Spark2.3.2源码解析: 算子解析 [ 三 . Key-Value数据类型的Transfromation算子 ]
本文讲述的是[ Key-Value数据类型的Transfromation算子 ] 分类的算子.
一、输入分区与输出分区一对一
15、mapValues算子
mapValues :针对(Key, Value)型数据中的 Value 进行 Map 操作,而不对 Key 进行处理。
图 15 中的方框代表 RDD 分区。
a=>a+2 代表对 (V1,1) 这样的 Key Value 数据对,数据只对 Value 中的 1 进行加 2 操作,返回结果为 3。
/**
* Pass each value in the key-value pair RDD through a map function without changing the keys;
* this also retains the original RDD's partitioning.
*/
def mapValues[U](f: JFunction[V, U]): JavaPairRDD[K, U] = {
implicit val ctag: ClassTag[U] = fakeClassTag
fromRDD(rdd.mapValues(f))
}
def fromRDD[K: ClassTag, V: ClassTag](rdd: RDD[(K, V)]): JavaPairRDD[K, V] = {
new JavaPairRDD[K, V](rdd)
}
二、对单个RDD或两个RDD聚集
单个RDD聚集
16、combineByKey算子
combineByKey是Spark中一个比较核心的高级函数,其他一些高阶键值对函数底层都是用它实现的。诸如 groupByKey,reduceByKey等等
下面代码为 combineByKey 函数的定义:
combineByKey[C](createCombiner:(V) C,
mergeValue:(C, V) C,
mergeCombiners:(C, C) C,
partitioner:Partitioner,
mapSideCombine:Boolean=true,
serializer:Serializer=null):RDD[(K,C)]
说明:
createCombiner: V => C, C 不存在的情况下,比如通过 V 创建 seq C。

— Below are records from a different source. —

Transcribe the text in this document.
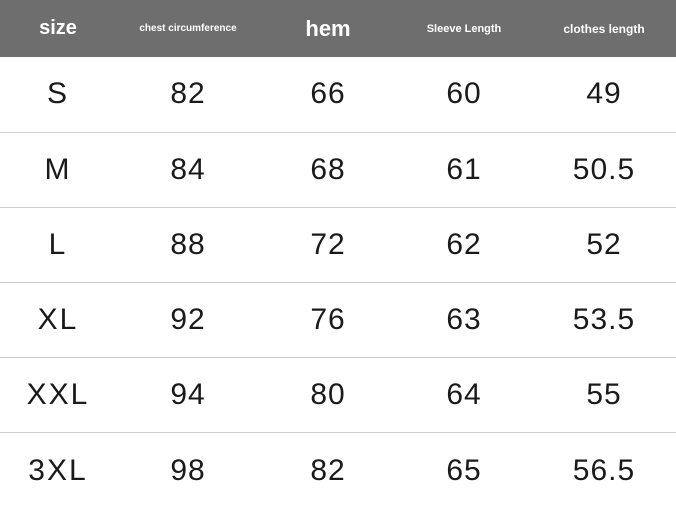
size	chest circumference	hem	Sleeve Length	clothes length
S	82	66	60	49
M	84	68	61	50.5
L	88	72	62	52
XL	92	76	63	53.5
XXL	94	80	64	55
3XL	98	82	65	56.5
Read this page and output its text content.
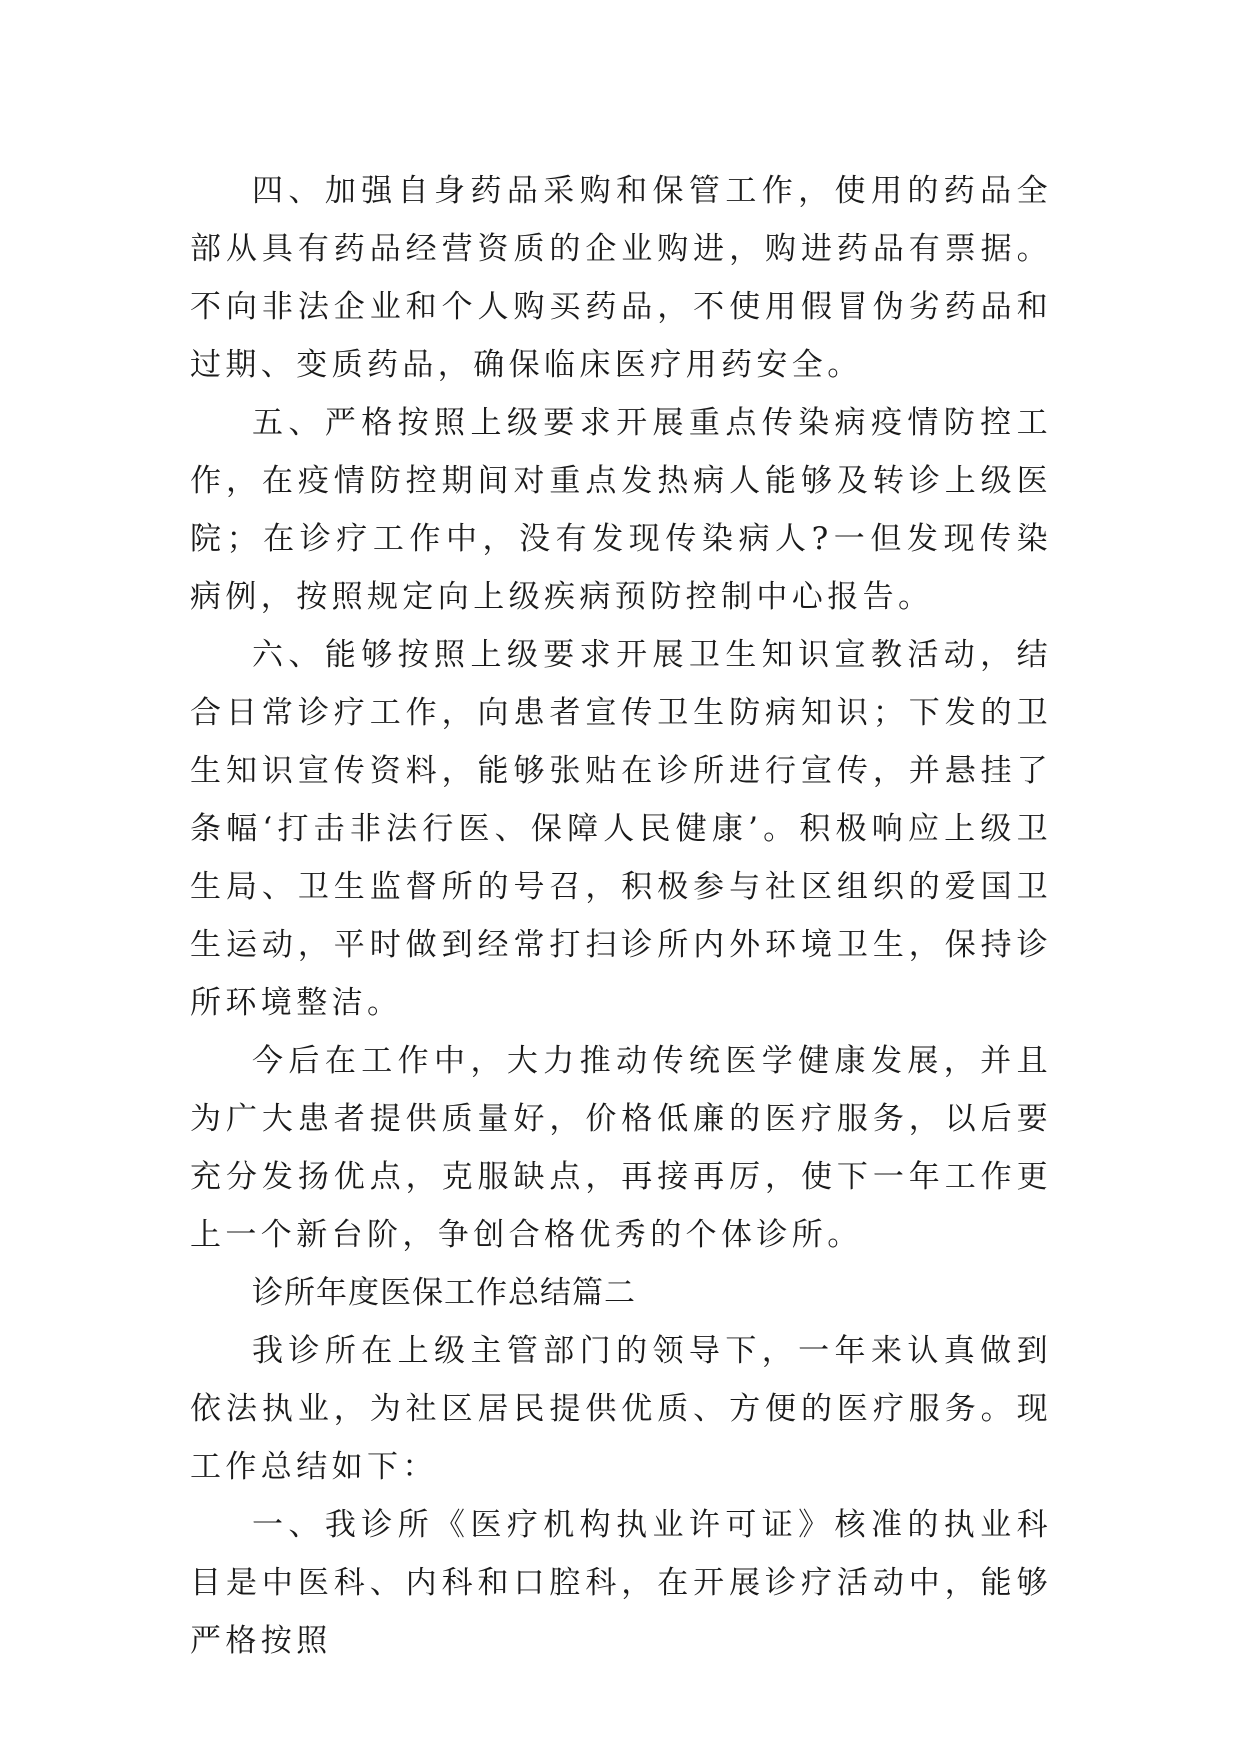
四、加强自身药品采购和保管工作，使用的药品全部从具有药品经营资质的企业购进，购进药品有票据。不向非法企业和个人购买药品，不使用假冒伪劣药品和过期、变质药品，确保临床医疗用药安全。

五、严格按照上级要求开展重点传染病疫情防控工作，在疫情防控期间对重点发热病人能够及转诊上级医院；在诊疗工作中，没有发现传染病人?一但发现传染病例，按照规定向上级疾病预防控制中心报告。

六、能够按照上级要求开展卫生知识宣教活动，结合日常诊疗工作，向患者宣传卫生防病知识；下发的卫生知识宣传资料，能够张贴在诊所进行宣传，并悬挂了条幅‘打击非法行医、保障人民健康’。积极响应上级卫生局、卫生监督所的号召，积极参与社区组织的爱国卫生运动，平时做到经常打扫诊所内外环境卫生，保持诊所环境整洁。

今后在工作中，大力推动传统医学健康发展，并且为广大患者提供质量好，价格低廉的医疗服务，以后要充分发扬优点，克服缺点，再接再厉，使下一年工作更上一个新台阶，争创合格优秀的个体诊所。

诊所年度医保工作总结篇二

我诊所在上级主管部门的领导下，一年来认真做到依法执业，为社区居民提供优质、方便的医疗服务。现工作总结如下：

一、我诊所《医疗机构执业许可证》核准的执业科目是中医科、内科和口腔科，在开展诊疗活动中，能够严格按照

mergeValue: (C, V) => C,当 C 已经存在的情况下,需要 merge,比如把 item V
加到 seq C 中,或者叠加。
mergeCombiners: (C, C) => C,合并两个 C。
partitioner: Partitioner, Shuff le 时需要的 Partitioner。

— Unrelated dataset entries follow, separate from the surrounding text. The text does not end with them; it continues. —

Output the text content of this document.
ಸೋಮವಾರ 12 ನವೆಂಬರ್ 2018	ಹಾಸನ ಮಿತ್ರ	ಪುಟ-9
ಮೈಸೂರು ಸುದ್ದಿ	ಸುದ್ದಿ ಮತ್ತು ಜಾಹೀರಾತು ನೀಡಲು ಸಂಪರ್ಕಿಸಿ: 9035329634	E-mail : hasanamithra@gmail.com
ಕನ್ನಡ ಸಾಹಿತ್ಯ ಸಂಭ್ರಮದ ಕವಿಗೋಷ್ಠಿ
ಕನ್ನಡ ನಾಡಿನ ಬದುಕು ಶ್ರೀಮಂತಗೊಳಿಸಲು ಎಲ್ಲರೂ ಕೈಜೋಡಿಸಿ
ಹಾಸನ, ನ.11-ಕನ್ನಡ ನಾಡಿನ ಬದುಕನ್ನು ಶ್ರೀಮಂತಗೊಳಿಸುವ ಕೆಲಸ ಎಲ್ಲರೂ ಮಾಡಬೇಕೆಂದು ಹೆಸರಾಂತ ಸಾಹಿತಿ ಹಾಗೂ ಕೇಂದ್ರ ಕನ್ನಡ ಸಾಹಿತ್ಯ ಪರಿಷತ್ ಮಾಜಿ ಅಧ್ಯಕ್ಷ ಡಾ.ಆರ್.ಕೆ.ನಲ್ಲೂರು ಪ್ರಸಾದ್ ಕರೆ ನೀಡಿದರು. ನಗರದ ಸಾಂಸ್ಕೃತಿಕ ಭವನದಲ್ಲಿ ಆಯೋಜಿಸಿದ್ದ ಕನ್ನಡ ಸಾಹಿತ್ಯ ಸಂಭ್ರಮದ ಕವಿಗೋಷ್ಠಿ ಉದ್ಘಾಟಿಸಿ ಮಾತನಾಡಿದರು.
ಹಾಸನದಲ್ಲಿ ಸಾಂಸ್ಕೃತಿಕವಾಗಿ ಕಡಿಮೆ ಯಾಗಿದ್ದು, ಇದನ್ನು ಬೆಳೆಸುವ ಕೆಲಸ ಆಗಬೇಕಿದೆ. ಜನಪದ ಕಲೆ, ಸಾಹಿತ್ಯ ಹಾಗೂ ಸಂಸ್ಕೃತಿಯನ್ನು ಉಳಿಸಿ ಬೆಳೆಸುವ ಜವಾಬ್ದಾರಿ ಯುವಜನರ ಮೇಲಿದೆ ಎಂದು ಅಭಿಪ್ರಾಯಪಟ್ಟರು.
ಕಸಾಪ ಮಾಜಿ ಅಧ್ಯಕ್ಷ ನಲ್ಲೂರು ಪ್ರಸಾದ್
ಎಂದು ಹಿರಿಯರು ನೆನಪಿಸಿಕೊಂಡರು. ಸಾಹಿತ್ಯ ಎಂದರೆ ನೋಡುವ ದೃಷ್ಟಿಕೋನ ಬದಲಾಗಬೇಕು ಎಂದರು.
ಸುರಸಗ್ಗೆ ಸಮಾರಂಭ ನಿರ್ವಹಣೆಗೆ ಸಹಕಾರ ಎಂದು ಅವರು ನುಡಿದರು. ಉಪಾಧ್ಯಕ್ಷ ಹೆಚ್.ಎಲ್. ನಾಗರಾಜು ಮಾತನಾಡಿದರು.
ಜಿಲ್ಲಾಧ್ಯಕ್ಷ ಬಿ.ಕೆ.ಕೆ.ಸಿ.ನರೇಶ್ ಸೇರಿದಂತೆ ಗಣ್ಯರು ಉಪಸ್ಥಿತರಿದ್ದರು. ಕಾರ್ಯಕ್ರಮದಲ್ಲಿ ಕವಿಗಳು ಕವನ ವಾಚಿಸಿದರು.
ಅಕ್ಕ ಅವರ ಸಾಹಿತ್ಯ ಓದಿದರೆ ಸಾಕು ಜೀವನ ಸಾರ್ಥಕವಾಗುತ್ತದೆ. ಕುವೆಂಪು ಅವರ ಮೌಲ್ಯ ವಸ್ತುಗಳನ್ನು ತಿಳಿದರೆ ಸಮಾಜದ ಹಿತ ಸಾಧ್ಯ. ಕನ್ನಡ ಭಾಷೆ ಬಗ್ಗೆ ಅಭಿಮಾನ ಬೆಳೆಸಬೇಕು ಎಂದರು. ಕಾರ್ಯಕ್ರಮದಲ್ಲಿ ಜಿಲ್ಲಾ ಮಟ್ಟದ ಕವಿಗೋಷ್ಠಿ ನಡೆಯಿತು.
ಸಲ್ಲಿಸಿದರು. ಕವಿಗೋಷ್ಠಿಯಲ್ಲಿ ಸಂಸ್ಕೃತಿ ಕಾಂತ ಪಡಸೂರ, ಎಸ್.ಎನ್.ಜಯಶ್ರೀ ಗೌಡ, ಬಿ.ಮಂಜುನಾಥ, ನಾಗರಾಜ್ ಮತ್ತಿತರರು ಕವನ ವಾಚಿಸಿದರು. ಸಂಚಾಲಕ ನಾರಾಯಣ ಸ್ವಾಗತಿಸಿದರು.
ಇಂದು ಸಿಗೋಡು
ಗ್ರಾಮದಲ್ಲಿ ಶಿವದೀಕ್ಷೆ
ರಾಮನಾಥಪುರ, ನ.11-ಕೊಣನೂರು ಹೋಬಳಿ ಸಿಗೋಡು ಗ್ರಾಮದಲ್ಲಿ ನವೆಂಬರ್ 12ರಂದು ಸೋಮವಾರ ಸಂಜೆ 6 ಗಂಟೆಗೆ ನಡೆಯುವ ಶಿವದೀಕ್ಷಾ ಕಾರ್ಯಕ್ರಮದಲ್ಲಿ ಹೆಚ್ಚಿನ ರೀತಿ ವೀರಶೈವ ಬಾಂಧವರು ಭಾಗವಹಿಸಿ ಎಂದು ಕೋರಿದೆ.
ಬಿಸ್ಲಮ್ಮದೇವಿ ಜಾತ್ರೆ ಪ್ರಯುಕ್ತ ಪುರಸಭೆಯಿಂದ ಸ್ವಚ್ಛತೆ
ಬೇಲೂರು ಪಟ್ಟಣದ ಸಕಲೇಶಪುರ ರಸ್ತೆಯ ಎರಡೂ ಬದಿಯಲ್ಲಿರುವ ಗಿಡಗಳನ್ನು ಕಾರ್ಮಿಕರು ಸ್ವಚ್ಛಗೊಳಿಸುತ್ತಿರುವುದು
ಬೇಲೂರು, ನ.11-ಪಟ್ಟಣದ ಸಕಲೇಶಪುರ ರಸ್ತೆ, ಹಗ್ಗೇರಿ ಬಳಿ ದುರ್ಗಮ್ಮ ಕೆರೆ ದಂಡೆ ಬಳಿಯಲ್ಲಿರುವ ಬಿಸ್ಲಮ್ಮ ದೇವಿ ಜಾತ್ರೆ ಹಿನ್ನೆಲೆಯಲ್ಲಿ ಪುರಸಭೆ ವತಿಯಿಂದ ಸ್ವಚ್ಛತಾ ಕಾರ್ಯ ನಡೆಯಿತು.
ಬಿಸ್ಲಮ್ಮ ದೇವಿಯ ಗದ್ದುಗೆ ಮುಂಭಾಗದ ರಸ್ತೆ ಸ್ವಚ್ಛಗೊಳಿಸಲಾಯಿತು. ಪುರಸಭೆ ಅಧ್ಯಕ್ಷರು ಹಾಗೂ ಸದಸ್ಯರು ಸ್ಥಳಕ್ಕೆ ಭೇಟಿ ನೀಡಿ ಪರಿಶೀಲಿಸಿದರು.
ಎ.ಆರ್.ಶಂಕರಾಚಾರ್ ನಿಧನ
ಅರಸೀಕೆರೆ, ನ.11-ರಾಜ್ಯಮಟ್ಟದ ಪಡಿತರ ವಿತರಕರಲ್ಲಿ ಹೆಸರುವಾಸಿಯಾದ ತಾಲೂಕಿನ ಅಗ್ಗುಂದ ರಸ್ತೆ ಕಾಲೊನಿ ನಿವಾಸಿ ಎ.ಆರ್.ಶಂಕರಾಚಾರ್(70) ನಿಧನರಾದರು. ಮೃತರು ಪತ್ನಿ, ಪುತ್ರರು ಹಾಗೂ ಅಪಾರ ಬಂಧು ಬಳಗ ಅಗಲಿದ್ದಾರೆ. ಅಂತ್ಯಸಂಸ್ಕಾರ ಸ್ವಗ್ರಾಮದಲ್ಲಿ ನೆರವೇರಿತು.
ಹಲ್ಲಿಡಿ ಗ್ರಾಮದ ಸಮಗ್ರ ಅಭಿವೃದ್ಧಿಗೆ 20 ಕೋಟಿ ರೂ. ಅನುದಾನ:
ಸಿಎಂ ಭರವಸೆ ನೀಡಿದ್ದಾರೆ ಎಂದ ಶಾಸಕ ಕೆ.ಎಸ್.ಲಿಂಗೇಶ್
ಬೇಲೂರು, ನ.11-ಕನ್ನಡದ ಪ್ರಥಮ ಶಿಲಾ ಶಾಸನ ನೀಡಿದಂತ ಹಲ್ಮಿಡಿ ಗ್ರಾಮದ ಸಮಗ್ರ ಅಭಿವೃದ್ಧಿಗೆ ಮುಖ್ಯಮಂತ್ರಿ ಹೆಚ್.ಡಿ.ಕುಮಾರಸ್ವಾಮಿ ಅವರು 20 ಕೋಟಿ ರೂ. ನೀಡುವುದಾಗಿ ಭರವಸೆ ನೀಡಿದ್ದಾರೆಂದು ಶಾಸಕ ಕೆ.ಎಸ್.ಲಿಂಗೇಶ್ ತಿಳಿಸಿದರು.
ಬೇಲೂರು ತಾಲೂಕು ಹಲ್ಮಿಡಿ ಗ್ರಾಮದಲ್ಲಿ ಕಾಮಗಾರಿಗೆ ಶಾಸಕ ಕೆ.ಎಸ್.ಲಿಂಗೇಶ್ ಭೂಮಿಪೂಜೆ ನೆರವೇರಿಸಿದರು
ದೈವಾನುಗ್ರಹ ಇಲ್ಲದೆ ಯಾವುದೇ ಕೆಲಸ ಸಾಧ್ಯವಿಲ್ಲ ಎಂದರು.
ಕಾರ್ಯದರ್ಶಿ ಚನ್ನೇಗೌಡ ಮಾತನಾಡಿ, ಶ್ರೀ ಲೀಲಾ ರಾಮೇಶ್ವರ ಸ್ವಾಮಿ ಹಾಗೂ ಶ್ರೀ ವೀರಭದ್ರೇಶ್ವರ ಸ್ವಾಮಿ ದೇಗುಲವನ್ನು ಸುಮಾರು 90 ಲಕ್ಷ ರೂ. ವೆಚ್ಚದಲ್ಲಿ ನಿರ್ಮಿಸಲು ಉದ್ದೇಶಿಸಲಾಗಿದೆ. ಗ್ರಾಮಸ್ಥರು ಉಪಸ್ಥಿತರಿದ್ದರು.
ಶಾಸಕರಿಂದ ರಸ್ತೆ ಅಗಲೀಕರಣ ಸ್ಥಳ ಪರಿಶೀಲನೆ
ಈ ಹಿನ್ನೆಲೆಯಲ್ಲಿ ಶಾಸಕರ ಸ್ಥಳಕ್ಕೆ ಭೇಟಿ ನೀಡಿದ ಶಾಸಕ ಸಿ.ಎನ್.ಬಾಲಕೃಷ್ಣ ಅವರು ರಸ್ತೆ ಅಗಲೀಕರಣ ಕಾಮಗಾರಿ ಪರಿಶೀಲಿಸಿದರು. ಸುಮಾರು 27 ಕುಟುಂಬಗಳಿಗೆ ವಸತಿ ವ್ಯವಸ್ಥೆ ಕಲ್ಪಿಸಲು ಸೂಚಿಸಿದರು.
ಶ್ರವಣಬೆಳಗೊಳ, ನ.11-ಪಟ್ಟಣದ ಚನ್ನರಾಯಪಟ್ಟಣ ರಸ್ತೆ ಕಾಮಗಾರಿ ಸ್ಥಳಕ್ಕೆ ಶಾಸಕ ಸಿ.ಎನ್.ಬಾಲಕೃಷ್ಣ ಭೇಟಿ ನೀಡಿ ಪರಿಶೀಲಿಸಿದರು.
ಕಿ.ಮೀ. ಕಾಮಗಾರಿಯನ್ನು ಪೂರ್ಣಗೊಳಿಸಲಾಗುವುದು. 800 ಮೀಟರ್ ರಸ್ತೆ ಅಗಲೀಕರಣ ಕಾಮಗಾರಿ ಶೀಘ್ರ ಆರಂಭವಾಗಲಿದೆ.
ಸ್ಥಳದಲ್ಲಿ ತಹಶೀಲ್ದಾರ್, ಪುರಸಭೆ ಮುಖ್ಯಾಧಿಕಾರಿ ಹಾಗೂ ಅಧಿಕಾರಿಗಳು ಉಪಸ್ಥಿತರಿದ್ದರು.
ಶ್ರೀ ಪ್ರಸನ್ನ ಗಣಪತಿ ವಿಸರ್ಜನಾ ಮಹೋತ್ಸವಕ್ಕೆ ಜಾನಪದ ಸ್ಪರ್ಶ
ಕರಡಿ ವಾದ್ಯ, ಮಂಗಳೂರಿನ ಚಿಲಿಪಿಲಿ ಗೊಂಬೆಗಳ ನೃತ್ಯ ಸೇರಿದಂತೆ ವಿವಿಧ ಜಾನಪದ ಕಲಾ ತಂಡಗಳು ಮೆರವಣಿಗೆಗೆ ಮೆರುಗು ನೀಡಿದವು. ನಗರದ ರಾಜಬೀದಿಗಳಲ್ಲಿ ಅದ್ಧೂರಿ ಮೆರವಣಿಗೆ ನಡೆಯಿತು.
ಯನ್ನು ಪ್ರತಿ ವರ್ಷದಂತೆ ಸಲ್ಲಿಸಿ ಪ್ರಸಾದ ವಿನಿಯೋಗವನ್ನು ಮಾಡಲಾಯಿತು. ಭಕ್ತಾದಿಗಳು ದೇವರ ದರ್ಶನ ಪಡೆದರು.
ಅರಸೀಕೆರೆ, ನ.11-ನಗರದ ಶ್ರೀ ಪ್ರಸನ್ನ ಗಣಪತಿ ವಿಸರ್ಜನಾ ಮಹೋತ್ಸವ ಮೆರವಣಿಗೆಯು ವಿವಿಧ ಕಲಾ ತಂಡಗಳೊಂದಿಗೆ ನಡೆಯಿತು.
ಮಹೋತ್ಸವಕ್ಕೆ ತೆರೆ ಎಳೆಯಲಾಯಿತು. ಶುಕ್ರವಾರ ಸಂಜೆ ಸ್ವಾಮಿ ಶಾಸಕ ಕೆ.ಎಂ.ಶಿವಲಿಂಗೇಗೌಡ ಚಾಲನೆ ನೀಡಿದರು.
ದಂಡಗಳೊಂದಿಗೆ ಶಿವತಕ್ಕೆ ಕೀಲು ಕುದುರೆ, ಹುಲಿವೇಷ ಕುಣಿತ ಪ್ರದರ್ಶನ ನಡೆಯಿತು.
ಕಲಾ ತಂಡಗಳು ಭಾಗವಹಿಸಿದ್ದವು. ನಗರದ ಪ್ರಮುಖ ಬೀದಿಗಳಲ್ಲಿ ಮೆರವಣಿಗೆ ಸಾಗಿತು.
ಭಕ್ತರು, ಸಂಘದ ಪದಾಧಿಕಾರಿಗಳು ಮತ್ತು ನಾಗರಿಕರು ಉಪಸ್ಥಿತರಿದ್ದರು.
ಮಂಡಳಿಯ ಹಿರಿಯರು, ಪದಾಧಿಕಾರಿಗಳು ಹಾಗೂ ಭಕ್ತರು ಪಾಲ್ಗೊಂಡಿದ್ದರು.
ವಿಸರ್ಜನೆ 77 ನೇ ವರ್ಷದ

mapSideCombine : Boolean = true,为了减小传输量,很多 combine 可以在 map
端先做,比如叠加,可以先在一个 partition 中把所有相同的 key 的 value 叠加,
再 shuff le。
serializerClass: String = null,传输需要序列化,用户可以自定义序列化类:
举例: 相当于将元素为 (Int, Int) 的 RDD 转变为了 (Int, Seq[Int]) 类型元素的 RDD。图 16中的方框代表 RDD 分区。如图,通过 combineByKey, 将 (V1,2), (V1,1)数据合并为( V1,Seq(2,1))。
/**
* Generic function to combine the elements for each key using a custom set of aggregation
* functions. This method is here for backward compatibility. It does not provide combiner
* classtag information to the shuffle.
*
* @see `combineByKeyWithClassTag`
*/
def combineByKey[C](
createCombiner: V => C,
mergeValue: (C, V) => C,
mergeCombiners: (C, C) => C,
partitioner: Partitioner,
mapSideCombine: Boolean = true,
serializer: Serializer = null): RDD[(K, C)] = self.withScope {
combineByKeyWithClassTag(createCombiner, mergeValue, mergeCombiners,
partitioner, mapSideCombine, serializer)(null)
}
/**
* :: Experimental ::
* Generic function to combine the elements for each key using a custom set of aggregation
* functions. Turns an RDD[(K, V)] into a result of type RDD[(K, C)], for a "combined type" C
*
* Users provide three functions:
*
* - `createCombiner`, which turns a V into a C (e.g., creates a one-element list)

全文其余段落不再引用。